Firstpost reached out to some of Aarushi Talwar's batchmates from Delhi Public School, Noida. Most of them flatly refused, stating that they’re fed up of answering interrogative questions that affect their mental peace. One of her classmates who chose to retain his/her identity finally agreed to relive the painful journey of growing up in the neighbourhood of this frightening crime.
A day before 16 May, 2008, some of us from 8th grade were planning an outing to the Great India Place Mall, which wasn’t too far from our school. The next morning, during our library period, some of her classmates rushed in and broke the news that Aarushi had died. It sent a chill down our spines and we froze in our seats. At that point, we assumed that it was a natural death. That same day, a small group of us walked over to her building to pay condolences. We found a chaos of police vans, OB vans, frenzied reports and camerapersons and onlookers. We still had no clue about what was going on. On approaching closer, we overheard people using phrases like murder hua hai, murder kisne kiya hai and so on. The sense of what might have happened started sinking in. Then, to our horror, we saw her family members carrying her body into a large ambulance. It was shrouded in white and her face was visible to us. We saw her from a distance of about a 100 metres. To say the least, I was shocked. This was the first time all of us teenagers had seen somebody who was our age die.
That night, we told our parents what had happened. We then turned on the television and painfully discovered that it was actually a murder and her domestic help Hemraj, the suspect, was absconding. I had trouble sleeping, not just that night but the whole week. The sight of Aarushi's face, the graphic visuals splashed on TV — be it blood marks on the staircase or a red hand imprint on the terrace wall — frightening scenes kept spinning in my head. I used to wake up stressed and search for the TV remote in search for answers. After the servant’s body was found on the terrace, the case took the cruelest of turns and the possibility that her parents might have killed her emerged, there was a new kind of fear that we felt in the building of that school. None of us bought any of the theories that were being thrown up by the media or the CBI. We didn’t believe that her parents could be her killers because they seemed just as concerned and loving as anybody else's parents. We used to see them regularly at PTA meetings or when they came to pick her up from school. We also didn't believe that she was sexually involved with her servant because she was an attractive girl and many guys crushed over her.
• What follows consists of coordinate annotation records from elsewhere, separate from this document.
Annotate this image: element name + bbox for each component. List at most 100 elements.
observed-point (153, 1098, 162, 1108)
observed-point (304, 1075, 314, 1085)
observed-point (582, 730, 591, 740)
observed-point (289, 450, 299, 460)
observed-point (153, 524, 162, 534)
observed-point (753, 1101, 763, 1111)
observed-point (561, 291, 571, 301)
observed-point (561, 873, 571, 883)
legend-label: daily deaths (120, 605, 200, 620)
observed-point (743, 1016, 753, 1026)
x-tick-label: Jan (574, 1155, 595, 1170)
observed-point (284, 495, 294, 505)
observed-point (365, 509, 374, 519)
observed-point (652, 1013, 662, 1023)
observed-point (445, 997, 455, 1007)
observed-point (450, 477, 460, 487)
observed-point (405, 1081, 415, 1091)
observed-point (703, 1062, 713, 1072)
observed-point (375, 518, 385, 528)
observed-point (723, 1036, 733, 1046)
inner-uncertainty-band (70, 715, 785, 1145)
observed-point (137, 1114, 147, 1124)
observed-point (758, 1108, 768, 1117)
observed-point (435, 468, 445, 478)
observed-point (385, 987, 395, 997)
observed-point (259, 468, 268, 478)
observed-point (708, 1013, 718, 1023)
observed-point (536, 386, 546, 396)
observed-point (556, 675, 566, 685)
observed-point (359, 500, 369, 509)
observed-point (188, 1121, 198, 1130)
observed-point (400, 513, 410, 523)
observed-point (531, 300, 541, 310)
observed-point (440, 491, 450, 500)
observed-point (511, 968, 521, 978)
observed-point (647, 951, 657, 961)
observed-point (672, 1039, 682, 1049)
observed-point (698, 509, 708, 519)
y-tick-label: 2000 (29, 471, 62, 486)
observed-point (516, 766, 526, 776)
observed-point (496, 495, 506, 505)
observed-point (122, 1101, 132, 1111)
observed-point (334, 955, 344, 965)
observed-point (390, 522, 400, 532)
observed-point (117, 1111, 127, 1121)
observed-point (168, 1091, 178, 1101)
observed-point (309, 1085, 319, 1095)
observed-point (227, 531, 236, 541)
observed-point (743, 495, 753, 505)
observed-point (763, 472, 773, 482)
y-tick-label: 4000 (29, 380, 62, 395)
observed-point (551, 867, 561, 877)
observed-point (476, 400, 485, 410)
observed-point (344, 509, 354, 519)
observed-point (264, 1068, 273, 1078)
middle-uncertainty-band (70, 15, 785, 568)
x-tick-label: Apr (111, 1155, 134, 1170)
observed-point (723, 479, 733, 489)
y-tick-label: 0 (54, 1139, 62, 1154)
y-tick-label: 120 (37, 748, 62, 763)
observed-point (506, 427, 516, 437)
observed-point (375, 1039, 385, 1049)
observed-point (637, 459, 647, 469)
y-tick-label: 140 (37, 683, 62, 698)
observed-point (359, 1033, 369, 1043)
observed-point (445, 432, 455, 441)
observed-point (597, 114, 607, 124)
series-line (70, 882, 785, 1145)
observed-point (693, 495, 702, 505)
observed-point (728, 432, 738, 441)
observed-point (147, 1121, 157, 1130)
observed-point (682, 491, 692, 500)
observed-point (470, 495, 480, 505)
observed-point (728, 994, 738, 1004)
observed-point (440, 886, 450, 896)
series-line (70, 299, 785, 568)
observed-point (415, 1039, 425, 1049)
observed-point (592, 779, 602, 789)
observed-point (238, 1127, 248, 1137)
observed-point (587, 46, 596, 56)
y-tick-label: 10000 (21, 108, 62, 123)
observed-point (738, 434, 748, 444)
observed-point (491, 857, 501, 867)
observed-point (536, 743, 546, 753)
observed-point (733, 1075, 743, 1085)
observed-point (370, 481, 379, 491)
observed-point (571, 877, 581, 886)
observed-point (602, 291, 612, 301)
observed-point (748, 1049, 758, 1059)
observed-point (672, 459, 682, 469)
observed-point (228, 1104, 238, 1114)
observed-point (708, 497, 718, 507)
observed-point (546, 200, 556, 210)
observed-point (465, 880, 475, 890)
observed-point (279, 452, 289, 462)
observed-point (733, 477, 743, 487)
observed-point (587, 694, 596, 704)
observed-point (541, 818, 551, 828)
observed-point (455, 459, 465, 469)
After about two weeks, from what I remember, both the CBI and the police began involving our other classmates in their investigations. The police had dug out numbers from her phone and I clearly recall that students who got these calls from the CBI shared stories of how they were petrified. Some of them switched off their phones for weeks. I too stopped answering calls from unknown numbers. Imagine, if an adult receives a call from the CBI, even if it just to testify, they’d be worried. These people were then minors. They started cross-checking with each other, and murmurs about who got a call and who didn't become the subject of our conversations, which till some days ago used to be about video games, movies or football.
We couldn’t make sense of any of the inconsistent but constant reporting about our slain classmate, but we couldn’t even stop thinking about her. Aside from the CBI, media persons also kept trying to catch hold of just about anybody from our school to talk about the incident, so, even if we wanted to move on with our lives, we weren’t quite allowed to. There was too much noise and not a single voice of reason. I remember our teachers counselling us from time and time, telling us to be strong. We could see that they too were visibly affected by the incident, they used to look stressed. Slowly, our teachers stopped discussing the issue, at least in front of us.
There was a deliberate attempt by everybody to return to normalcy, everyone, the parents and the teachers were acting like nothing’s wrong. As and when some development in the case would take place, we would sit and analyse all probabilities. Her close friends once invited us to a candlelight march at Jantar Mantar. That was the first time most of us were part of a public protest. We felt a sense of unity in our grievance, we wanted justice for a girl who was one of us and would no longer grow up with us. We were at a stage in life when we had started going out to movies alone, without our parents’ supervision. We all were new owners of cell phones and had started building close friendships. Aarushi missed out on the cheer of that carefree time when the rest of us found our freedoms and our passions. She was a straight-A student, good at sports and, as far as I can remember, she was also a good dancer.
Slowly, the trauma lessened and we graduated from school, without Aarushi. But, a sense of painful mystery lingered on. Today, on reading the verdict in the news, I feel two things. Firstly, I feel relieved that it wasn’t actually her parents who killed her. Secondly, I feel that despite the CBI's big efforts to solve the case, and books and movies and countless journalistic articles, there’s still a lack of closure about our friend’s death. It is unfair that after snatching our innocence away, society has still denied us a logical explanation for what happened in her house that evening. We have grown up inside a depressing mystery that we’ll probably just have to live with.